MEK/ERKs signaling is essential for lithium-induced neurite outgrowth in N2a cells

Lithium, a drug used for the treatment of bipolar disorder, has been shown to affect different aspects of neuronal development such as neuritogenesis, neurogenesis and survival. The underlying mechanism responsible for lithium's influence on neuronal development, however, still remains to be elucidated. In the present study, we demonstrate that lithium increases the phosphorylation of extracellular-signal regulated kinases (ERKs) and protein kinase B (Akt) and promotes neurite outgrowth in mouse N2a neuroblastoma cells (N2a). The inactivation of mitogen-activated protein kinase kinase (MEK)/ERKs signaling with a MEK inhibitor inhibits neurite outgrowth, but it enhances Akt activation in lithium-treated N2a cells. Furthermore, the inactivation of phosphoinositide-3-kinase (PI3K)/Akt signaling with a PI3K inhibitor increases both lithium-induced ERKs activation and lithium-induced neurite outgrowth. Taken together, our study suggests that lithium-induced neurite outgrowth in N2a cells is regulated by cross-talk between the MEK/ERKs and PI3K/Akt pathways and requires the activation of the MEK/ERKs signaling.

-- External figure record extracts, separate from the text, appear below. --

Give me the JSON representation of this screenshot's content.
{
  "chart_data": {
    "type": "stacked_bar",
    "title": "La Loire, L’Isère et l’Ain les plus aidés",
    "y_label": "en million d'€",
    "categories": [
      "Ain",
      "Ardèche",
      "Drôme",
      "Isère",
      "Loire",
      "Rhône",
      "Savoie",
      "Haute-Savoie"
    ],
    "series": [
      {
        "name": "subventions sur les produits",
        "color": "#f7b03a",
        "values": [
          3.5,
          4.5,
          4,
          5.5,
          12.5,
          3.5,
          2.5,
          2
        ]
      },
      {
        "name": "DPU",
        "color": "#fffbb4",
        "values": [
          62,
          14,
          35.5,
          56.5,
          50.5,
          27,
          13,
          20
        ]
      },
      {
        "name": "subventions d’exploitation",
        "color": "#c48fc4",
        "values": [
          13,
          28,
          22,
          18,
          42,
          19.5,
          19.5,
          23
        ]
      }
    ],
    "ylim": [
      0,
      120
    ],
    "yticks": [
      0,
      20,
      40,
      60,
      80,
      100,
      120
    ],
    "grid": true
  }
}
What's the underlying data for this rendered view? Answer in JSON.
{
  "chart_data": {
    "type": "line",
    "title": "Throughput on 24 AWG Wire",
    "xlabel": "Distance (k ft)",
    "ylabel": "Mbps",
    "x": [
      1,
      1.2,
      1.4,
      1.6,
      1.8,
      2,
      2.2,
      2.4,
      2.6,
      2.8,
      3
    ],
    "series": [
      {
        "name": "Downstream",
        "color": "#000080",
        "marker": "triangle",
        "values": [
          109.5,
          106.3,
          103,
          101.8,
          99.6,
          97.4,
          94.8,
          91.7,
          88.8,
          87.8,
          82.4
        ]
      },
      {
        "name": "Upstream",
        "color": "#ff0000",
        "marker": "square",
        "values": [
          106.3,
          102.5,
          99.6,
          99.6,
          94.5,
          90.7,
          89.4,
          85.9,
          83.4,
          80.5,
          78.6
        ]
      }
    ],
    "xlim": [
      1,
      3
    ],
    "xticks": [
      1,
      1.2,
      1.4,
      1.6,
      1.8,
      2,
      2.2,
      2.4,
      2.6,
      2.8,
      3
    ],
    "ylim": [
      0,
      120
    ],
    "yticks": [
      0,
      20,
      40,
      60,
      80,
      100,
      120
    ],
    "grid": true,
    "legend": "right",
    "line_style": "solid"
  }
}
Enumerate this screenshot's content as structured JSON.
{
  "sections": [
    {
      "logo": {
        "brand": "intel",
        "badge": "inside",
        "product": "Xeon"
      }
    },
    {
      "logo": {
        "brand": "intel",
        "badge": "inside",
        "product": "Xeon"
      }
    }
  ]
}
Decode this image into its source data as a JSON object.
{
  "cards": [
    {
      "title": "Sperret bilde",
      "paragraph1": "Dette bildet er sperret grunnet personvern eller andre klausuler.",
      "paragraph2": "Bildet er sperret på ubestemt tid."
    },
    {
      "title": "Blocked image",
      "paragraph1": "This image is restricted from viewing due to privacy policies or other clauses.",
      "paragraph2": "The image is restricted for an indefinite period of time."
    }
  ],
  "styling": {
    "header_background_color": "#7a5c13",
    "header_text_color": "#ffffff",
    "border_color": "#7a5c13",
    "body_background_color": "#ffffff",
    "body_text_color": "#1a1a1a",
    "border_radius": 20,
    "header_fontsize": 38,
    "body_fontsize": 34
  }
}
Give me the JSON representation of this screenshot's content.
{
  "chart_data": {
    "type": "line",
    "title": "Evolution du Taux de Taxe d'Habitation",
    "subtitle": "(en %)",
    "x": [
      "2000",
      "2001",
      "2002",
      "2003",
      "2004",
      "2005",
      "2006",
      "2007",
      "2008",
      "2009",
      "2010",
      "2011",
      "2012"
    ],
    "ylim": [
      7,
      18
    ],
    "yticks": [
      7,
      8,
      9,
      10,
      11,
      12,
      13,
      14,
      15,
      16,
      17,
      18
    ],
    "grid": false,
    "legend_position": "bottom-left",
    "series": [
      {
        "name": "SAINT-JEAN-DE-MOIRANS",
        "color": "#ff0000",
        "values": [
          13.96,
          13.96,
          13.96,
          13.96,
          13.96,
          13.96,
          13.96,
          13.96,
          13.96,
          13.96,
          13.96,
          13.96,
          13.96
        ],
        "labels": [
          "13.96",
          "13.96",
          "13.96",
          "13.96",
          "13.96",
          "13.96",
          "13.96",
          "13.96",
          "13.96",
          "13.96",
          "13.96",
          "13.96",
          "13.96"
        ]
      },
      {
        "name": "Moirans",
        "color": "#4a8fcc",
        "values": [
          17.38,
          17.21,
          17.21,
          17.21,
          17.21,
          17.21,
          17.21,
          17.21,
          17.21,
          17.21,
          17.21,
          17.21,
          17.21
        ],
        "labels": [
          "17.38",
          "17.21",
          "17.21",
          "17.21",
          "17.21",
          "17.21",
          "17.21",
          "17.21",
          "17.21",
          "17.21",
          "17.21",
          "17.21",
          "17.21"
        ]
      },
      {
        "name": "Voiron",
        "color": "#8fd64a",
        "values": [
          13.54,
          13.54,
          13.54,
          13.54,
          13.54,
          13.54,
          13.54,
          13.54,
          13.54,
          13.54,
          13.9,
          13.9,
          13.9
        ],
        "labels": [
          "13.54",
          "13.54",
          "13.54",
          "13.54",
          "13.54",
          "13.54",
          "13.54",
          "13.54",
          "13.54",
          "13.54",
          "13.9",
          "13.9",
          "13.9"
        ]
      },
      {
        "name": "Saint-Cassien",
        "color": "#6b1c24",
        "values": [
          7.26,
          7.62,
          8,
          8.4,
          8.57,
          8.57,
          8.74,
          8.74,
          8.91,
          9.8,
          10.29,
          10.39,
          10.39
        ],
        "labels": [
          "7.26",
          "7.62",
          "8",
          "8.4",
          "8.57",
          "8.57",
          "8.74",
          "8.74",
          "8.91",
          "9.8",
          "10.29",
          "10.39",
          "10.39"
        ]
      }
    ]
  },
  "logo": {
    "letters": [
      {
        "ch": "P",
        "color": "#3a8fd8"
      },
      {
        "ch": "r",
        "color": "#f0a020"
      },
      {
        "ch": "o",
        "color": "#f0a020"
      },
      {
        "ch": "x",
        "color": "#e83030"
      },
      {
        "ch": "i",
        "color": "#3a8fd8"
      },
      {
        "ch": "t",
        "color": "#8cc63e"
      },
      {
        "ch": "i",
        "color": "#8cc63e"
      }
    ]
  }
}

► Lithium promotes neurite outgrowth. ► Lithium activates the MEK/ERKs signaling pathway and the PI3K/Akt signaling pathway. ► Inactivation of MEK/ERK signaling enhances lithium-induced activation of PI3K/Akt signaling and inhibits lithium-induced neurite outgrowth. ► Inactivation of PI3K/Akt signaling increases lithium-induced activation of MEK/ERKs signaling and lithium-induced neurite outgrowth.